What just happened? Acer has confirmed that an unauthorized user recently broke into one of its data servers. Although the company’s investigation is still ongoing, the Taiwanese computer specialist said there was no indication any consumer data was stored on the infected server. However, this does not mean that it is not a problem because the technical documents and the company’s IP address can be very harmful in the wrong hands.
Earlier this week, a hacker posted a classified ad for 160GB of “miscellaneous secret stuff” from Acer. The vendor claimed that the checkout consists of 2,869 files across 655 directories and includes a variety of contents such as service manuals, ISO files, BIOS and ROM files, confidential slides/presentations, and more.
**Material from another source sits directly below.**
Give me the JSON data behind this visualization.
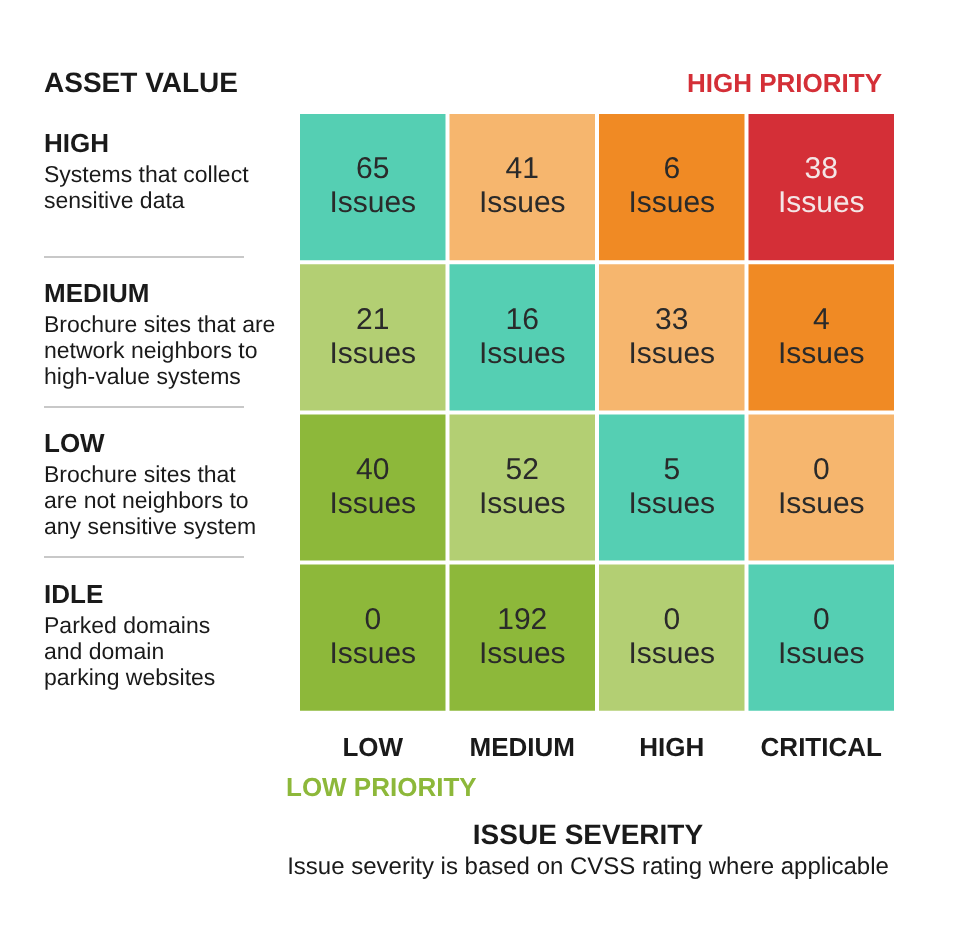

The hacker said there was so much content it would only take days to index it all. The seller added that they will only accept Monero (a decentralized cryptocurrency) for payment, and will only do the transaction with a broker. Prices are not listed. Whoever bids the highest will likely get the goods.
An Acer spokesperson told The Register that the server in question hosted documents used by repair technicians.
As security expert Eric Kron correctly points out, not all data breaches need to contain financial details or information about customers or employees to be malicious. “In this case, it is possible that Acer will look to release some of its intellectual property rights and potentially sensitive corporate documents,” Kron added.
Technical details about products or company procedures can be invaluable to competitors seeking to replicate Acer’s success. Furthermore, hackers can extract important insights into the inner workings of products or services from documents that may lead to new exploits.
This isn’t the first major security incident that Acer has dealt with in recent memory. Back in March 2021, the company was hit by REvil ransomware. The attackers demanded $50 million in Monero for the decryption key.
Months later, hackers infiltrated Acer’s operating servers in India, reportedly eliminating 60GB of data in the process. This was followed by a secondary attack on servers in Taiwan. In both incidents, a group known as Desorden claimed responsibility.